Boatrocker co-founder Matt Houghton has doffed his cap to family members in the past and is at it again with a duo that forms part of three Australian wild ales released at the same time. The family member this time around is grandfather George Kingsley Sutton, who the labels tell us was variously an archaeologist, art collector, gastronomist and patron of the arts.
The beers in his honour – G is for George and K is for Kingsley – are born of the same barrel-aged sour base beer, with George then fermented with Victorian raspberries, Kingsley with sour Morello cherries. The former, while sharing common ground with Miss Pinky, also sits a fair way from that core range Berliner Weisse within the beer sphere. Everything is more intense, from the deeper pink hue to the jus-like concentration of the fruit aroma and the potent souring acidity that delivers one heck of a pucker punch underneath the fruity sweetness, while some haystack funk lurks in the background.
As for Kingsley, it pours a borderline lurid scarlet yet delivers an experience that's more streamlined that its brethren. Presumably the innate sourness of the cherries sits nicely with the underlying base beer, thus you have something leaner, more integrated and aligned that gives the palate less of a workout (although Will Ziebell of this parish favoured George).

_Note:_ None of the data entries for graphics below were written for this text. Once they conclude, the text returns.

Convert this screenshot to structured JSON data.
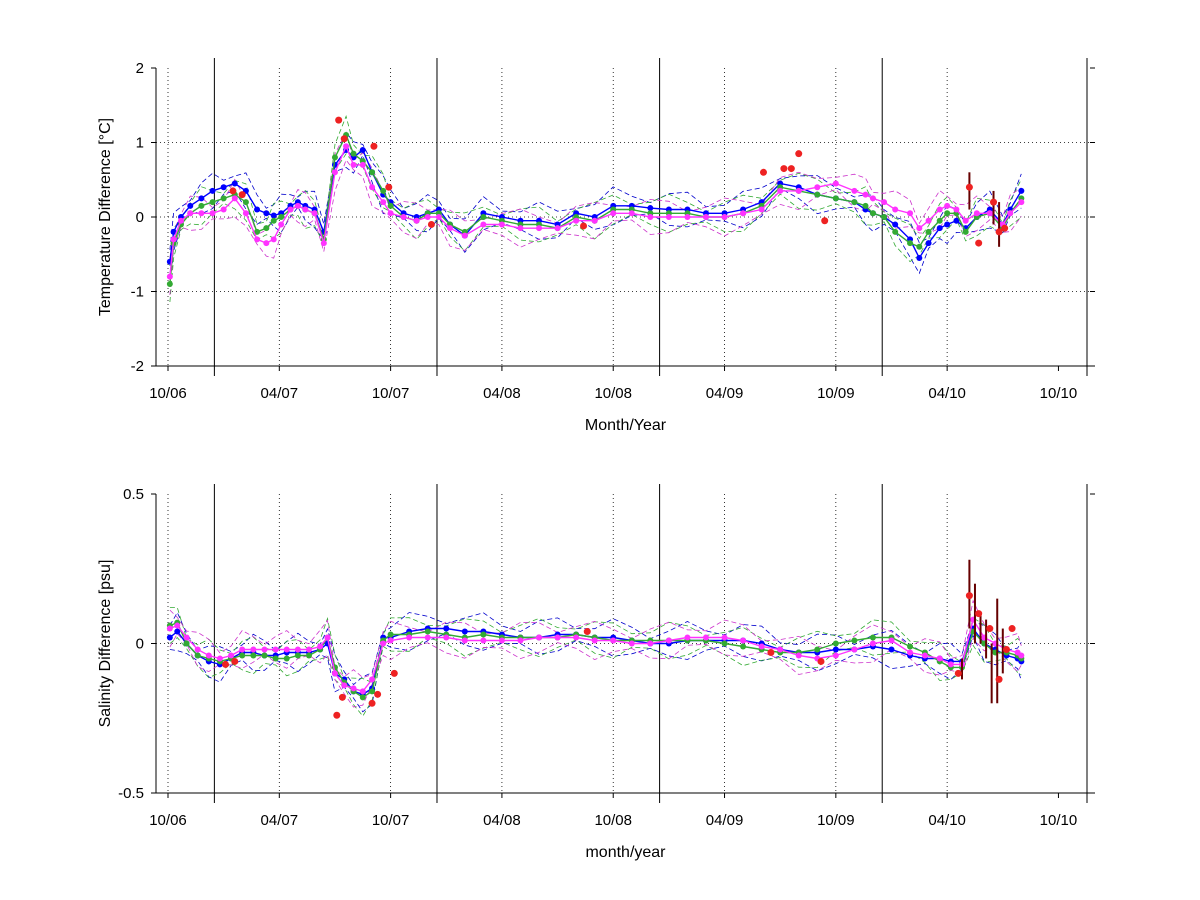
{
  "chart_data": [
    {
      "type": "line",
      "ylabel": "Temperature Difference [°C]",
      "xlabel": "Month/Year",
      "ylim": [
        -2,
        2
      ],
      "yticks": [
        "2",
        "1",
        "0",
        "-1",
        "-2"
      ],
      "x_tick_labels": [
        "10/06",
        "04/07",
        "10/07",
        "04/08",
        "10/08",
        "04/09",
        "10/09",
        "04/10",
        "10/10"
      ],
      "grid": true,
      "series": [
        {
          "color": "#0000ff",
          "x": [
            0.1,
            0.3,
            0.7,
            1.2,
            1.8,
            2.4,
            3,
            3.6,
            4.2,
            4.8,
            5.3,
            5.7,
            6.1,
            6.6,
            7,
            7.4,
            7.9,
            8.4,
            9,
            9.6,
            10,
            10.5,
            11,
            11.6,
            12,
            12.7,
            13.4,
            14,
            14.6,
            15.2,
            16,
            17,
            18,
            19,
            20,
            21,
            22,
            23,
            24,
            25,
            26,
            27,
            28,
            29,
            30,
            31,
            32,
            33,
            34,
            35,
            36,
            37,
            37.6,
            38,
            38.6,
            39.2,
            40,
            40.5,
            41,
            41.6,
            42,
            42.5,
            43,
            43.6,
            44.3,
            45,
            45.4,
            46
          ],
          "y": [
            -0.6,
            -0.2,
            0,
            0.15,
            0.25,
            0.35,
            0.4,
            0.45,
            0.35,
            0.1,
            0.05,
            0.02,
            0.05,
            0.15,
            0.2,
            0.15,
            0.1,
            -0.2,
            0.7,
            0.9,
            0.8,
            0.9,
            0.6,
            0.3,
            0.2,
            0.05,
            0,
            0.05,
            0.1,
            -0.1,
            -0.25,
            0.05,
            0,
            -0.05,
            -0.05,
            -0.1,
            0.05,
            0,
            0.15,
            0.15,
            0.12,
            0.1,
            0.1,
            0.05,
            0.05,
            0.1,
            0.2,
            0.45,
            0.4,
            0.3,
            0.25,
            0.2,
            0.1,
            0.05,
            0,
            -0.1,
            -0.3,
            -0.55,
            -0.35,
            -0.15,
            -0.1,
            -0.05,
            -0.15,
            0,
            0.1,
            -0.1,
            0.1,
            0.35
          ]
        },
        {
          "color": "#33aa33",
          "x": [
            0.1,
            0.3,
            0.7,
            1.2,
            1.8,
            2.4,
            3,
            3.6,
            4.2,
            4.8,
            5.3,
            5.7,
            6.1,
            6.6,
            7,
            7.4,
            7.9,
            8.4,
            9,
            9.6,
            10,
            10.5,
            11,
            11.6,
            12,
            12.7,
            13.4,
            14,
            14.6,
            15.2,
            16,
            17,
            18,
            19,
            20,
            21,
            22,
            23,
            24,
            25,
            26,
            27,
            28,
            29,
            30,
            31,
            32,
            33,
            34,
            35,
            36,
            37,
            37.6,
            38,
            38.6,
            39.2,
            40,
            40.5,
            41,
            41.6,
            42,
            42.5,
            43,
            43.6,
            44.3,
            45,
            45.4,
            46
          ],
          "y": [
            -0.9,
            -0.35,
            -0.1,
            0.05,
            0.15,
            0.2,
            0.25,
            0.3,
            0.2,
            -0.2,
            -0.15,
            -0.05,
            0,
            0.1,
            0.15,
            0.1,
            0.05,
            -0.3,
            0.8,
            1.1,
            0.85,
            0.75,
            0.6,
            0.35,
            0.15,
            0,
            -0.05,
            0.05,
            0.05,
            -0.1,
            -0.2,
            0,
            -0.05,
            -0.1,
            -0.1,
            -0.15,
            0,
            -0.05,
            0.1,
            0.1,
            0.05,
            0.05,
            0.05,
            0,
            0,
            0.05,
            0.15,
            0.4,
            0.35,
            0.3,
            0.25,
            0.2,
            0.15,
            0.05,
            0,
            -0.2,
            -0.35,
            -0.4,
            -0.2,
            -0.05,
            0.05,
            0.05,
            -0.2,
            0,
            0.05,
            -0.15,
            0.05,
            0.25
          ]
        },
        {
          "color": "#ff33ff",
          "x": [
            0.1,
            0.3,
            0.7,
            1.2,
            1.8,
            2.4,
            3,
            3.6,
            4.2,
            4.8,
            5.3,
            5.7,
            6.1,
            6.6,
            7,
            7.4,
            7.9,
            8.4,
            9,
            9.6,
            10,
            10.5,
            11,
            11.6,
            12,
            12.7,
            13.4,
            14,
            14.6,
            15.2,
            16,
            17,
            18,
            19,
            20,
            21,
            22,
            23,
            24,
            25,
            26,
            27,
            28,
            29,
            30,
            31,
            32,
            33,
            34,
            35,
            36,
            37,
            37.6,
            38,
            38.6,
            39.2,
            40,
            40.5,
            41,
            41.6,
            42,
            42.5,
            43,
            43.6,
            44.3,
            45,
            45.4,
            46
          ],
          "y": [
            -0.8,
            -0.3,
            -0.05,
            0.05,
            0.05,
            0.05,
            0.1,
            0.25,
            0.05,
            -0.3,
            -0.35,
            -0.3,
            -0.1,
            0.1,
            0.15,
            0.1,
            0.05,
            -0.35,
            0.6,
            0.95,
            0.7,
            0.7,
            0.4,
            0.2,
            0.05,
            0,
            -0.05,
            0,
            0,
            -0.15,
            -0.25,
            -0.1,
            -0.1,
            -0.15,
            -0.15,
            -0.15,
            -0.05,
            -0.05,
            0.05,
            0.05,
            0,
            0,
            0,
            0,
            0,
            0.05,
            0.1,
            0.35,
            0.35,
            0.4,
            0.45,
            0.35,
            0.3,
            0.25,
            0.2,
            0.1,
            0.05,
            -0.15,
            -0.05,
            0.1,
            0.15,
            0.1,
            -0.05,
            0.05,
            0.05,
            -0.1,
            0.05,
            0.2
          ]
        }
      ],
      "float_points": {
        "color": "#ee2222",
        "x": [
          3.5,
          4,
          9.2,
          9.5,
          11.1,
          11.9,
          14.2,
          22.4,
          32.1,
          33.2,
          33.6,
          34,
          35.4,
          43.2,
          43.7,
          44.5,
          44.8,
          45.1
        ],
        "y": [
          0.35,
          0.3,
          1.3,
          1.05,
          0.95,
          0.4,
          -0.1,
          -0.12,
          0.6,
          0.65,
          0.65,
          0.85,
          -0.05,
          0.4,
          -0.35,
          0.2,
          -0.2,
          -0.15
        ]
      },
      "error_bars": {
        "color": "#660000",
        "x": [
          43.2,
          44.5,
          44.8
        ],
        "low": [
          0.1,
          -0.1,
          -0.4
        ],
        "high": [
          0.6,
          0.35,
          0.2
        ]
      },
      "dashed_lines": [
        {
          "color": "#0000cc"
        },
        {
          "color": "#33aa33"
        },
        {
          "color": "#cc33cc"
        }
      ]
    },
    {
      "type": "line",
      "ylabel": "Salinity Difference [psu]",
      "xlabel": "month/year",
      "ylim": [
        -0.5,
        0.5
      ],
      "yticks": [
        "0.5",
        "0",
        "-0.5"
      ],
      "x_tick_labels": [
        "10/06",
        "04/07",
        "10/07",
        "04/08",
        "10/08",
        "04/09",
        "10/09",
        "04/10",
        "10/10"
      ],
      "grid": true,
      "series": [
        {
          "color": "#0000ff",
          "x": [
            0.1,
            0.5,
            1,
            1.6,
            2.2,
            2.8,
            3.4,
            4,
            4.6,
            5.2,
            5.8,
            6.4,
            7,
            7.6,
            8.2,
            8.6,
            9,
            9.5,
            10,
            10.5,
            11,
            11.6,
            12,
            13,
            14,
            15,
            16,
            17,
            18,
            19,
            20,
            21,
            22,
            23,
            24,
            25,
            26,
            27,
            28,
            29,
            30,
            31,
            32,
            33,
            34,
            35,
            36,
            37,
            38,
            39,
            40,
            40.8,
            41.6,
            42.2,
            42.8,
            43.4,
            44,
            44.6,
            45.2,
            45.8,
            46
          ],
          "y": [
            0.02,
            0.04,
            0.0,
            -0.04,
            -0.06,
            -0.07,
            -0.05,
            -0.03,
            -0.03,
            -0.04,
            -0.04,
            -0.03,
            -0.03,
            -0.03,
            -0.02,
            0.0,
            -0.1,
            -0.12,
            -0.16,
            -0.17,
            -0.15,
            0.02,
            0.02,
            0.04,
            0.05,
            0.05,
            0.04,
            0.04,
            0.03,
            0.02,
            0.02,
            0.03,
            0.03,
            0.02,
            0.02,
            0.01,
            0.0,
            0.0,
            0.01,
            0.01,
            0.01,
            0.01,
            0.0,
            -0.02,
            -0.03,
            -0.03,
            -0.02,
            -0.02,
            -0.01,
            -0.02,
            -0.04,
            -0.05,
            -0.05,
            -0.06,
            -0.06,
            0.05,
            0.0,
            -0.02,
            -0.04,
            -0.05,
            -0.06
          ]
        },
        {
          "color": "#33aa33",
          "x": [
            0.1,
            0.5,
            1,
            1.6,
            2.2,
            2.8,
            3.4,
            4,
            4.6,
            5.2,
            5.8,
            6.4,
            7,
            7.6,
            8.2,
            8.6,
            9,
            9.5,
            10,
            10.5,
            11,
            11.6,
            12,
            13,
            14,
            15,
            16,
            17,
            18,
            19,
            20,
            21,
            22,
            23,
            24,
            25,
            26,
            27,
            28,
            29,
            30,
            31,
            32,
            33,
            34,
            35,
            36,
            37,
            38,
            39,
            40,
            40.8,
            41.6,
            42.2,
            42.8,
            43.4,
            44,
            44.6,
            45.2,
            45.8,
            46
          ],
          "y": [
            0.06,
            0.07,
            0.0,
            -0.04,
            -0.05,
            -0.06,
            -0.05,
            -0.04,
            -0.04,
            -0.04,
            -0.05,
            -0.05,
            -0.04,
            -0.04,
            -0.02,
            0.02,
            -0.08,
            -0.13,
            -0.16,
            -0.18,
            -0.16,
            0.01,
            0.03,
            0.03,
            0.04,
            0.03,
            0.02,
            0.03,
            0.02,
            0.02,
            0.02,
            0.02,
            0.03,
            0.02,
            0.01,
            0.01,
            0.01,
            0.01,
            0.01,
            0.01,
            0.0,
            -0.01,
            -0.02,
            -0.03,
            -0.03,
            -0.02,
            0.0,
            0.01,
            0.02,
            0.02,
            -0.01,
            -0.03,
            -0.06,
            -0.08,
            -0.08,
            0.04,
            0.0,
            -0.03,
            -0.03,
            -0.04,
            -0.05
          ]
        },
        {
          "color": "#ff33ff",
          "x": [
            0.1,
            0.5,
            1,
            1.6,
            2.2,
            2.8,
            3.4,
            4,
            4.6,
            5.2,
            5.8,
            6.4,
            7,
            7.6,
            8.2,
            8.6,
            9,
            9.5,
            10,
            10.5,
            11,
            11.6,
            12,
            13,
            14,
            15,
            16,
            17,
            18,
            19,
            20,
            21,
            22,
            23,
            24,
            25,
            26,
            27,
            28,
            29,
            30,
            31,
            32,
            33,
            34,
            35,
            36,
            37,
            38,
            39,
            40,
            40.8,
            41.6,
            42.2,
            42.8,
            43.4,
            44,
            44.6,
            45.2,
            45.8,
            46
          ],
          "y": [
            0.05,
            0.06,
            0.02,
            -0.02,
            -0.04,
            -0.05,
            -0.04,
            -0.02,
            -0.02,
            -0.02,
            -0.02,
            -0.02,
            -0.02,
            -0.02,
            -0.01,
            0.02,
            -0.1,
            -0.14,
            -0.15,
            -0.16,
            -0.12,
            0.0,
            0.01,
            0.02,
            0.02,
            0.02,
            0.01,
            0.01,
            0.01,
            0.01,
            0.02,
            0.02,
            0.02,
            0.01,
            0.01,
            0.0,
            0.0,
            0.01,
            0.02,
            0.02,
            0.02,
            0.01,
            -0.01,
            -0.02,
            -0.04,
            -0.05,
            -0.04,
            -0.02,
            0.0,
            0.01,
            -0.03,
            -0.04,
            -0.05,
            -0.07,
            -0.07,
            0.08,
            0.02,
            0.0,
            -0.02,
            -0.03,
            -0.04
          ]
        }
      ],
      "float_points": {
        "color": "#ee2222",
        "x": [
          3.1,
          3.6,
          9.1,
          9.4,
          11,
          11.3,
          12.2,
          22.6,
          32.5,
          35.2,
          42.6,
          43.2,
          43.7,
          44.3,
          44.8,
          45.2,
          45.5
        ],
        "y": [
          -0.07,
          -0.06,
          -0.24,
          -0.18,
          -0.2,
          -0.17,
          -0.1,
          0.04,
          -0.03,
          -0.06,
          -0.1,
          0.16,
          0.1,
          0.05,
          -0.12,
          -0.02,
          0.05
        ]
      },
      "error_bars": {
        "color": "#660000",
        "x": [
          42.8,
          43.2,
          43.5,
          43.8,
          44.1,
          44.4,
          44.7,
          45.0
        ],
        "low": [
          -0.12,
          0.05,
          0.0,
          0.0,
          -0.05,
          -0.2,
          -0.2,
          -0.1
        ],
        "high": [
          -0.05,
          0.28,
          0.2,
          0.1,
          0.08,
          0.0,
          0.15,
          0.05
        ]
      },
      "dashed_lines": [
        {
          "color": "#0000cc"
        },
        {
          "color": "#33aa33"
        },
        {
          "color": "#cc33cc"
        }
      ]
    }
  ]
}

Completing the trilogy is W is for Wildecherry, making its second outing. Again, Morello cherries are in the mix but where they dominate the aroma in Kingsley, here they're part of an ensemble piece in which malt and age are to the fore. It's a blend of 18, 24 and 36-month-old beers that Matt tells us feature a "very untraditional" grain bill including oats, raw wheat, Aussie ale and Belgian dark crystal malts. It pours a deep russet colour, reminiscent of an old leather armchair in a wood-panelled sitting room, which seems rather appropriate as it's a more statesmanlike affair than G and K in which the cherries and a sweet, citric acidity look to made themselves heard through the oak and aged malts.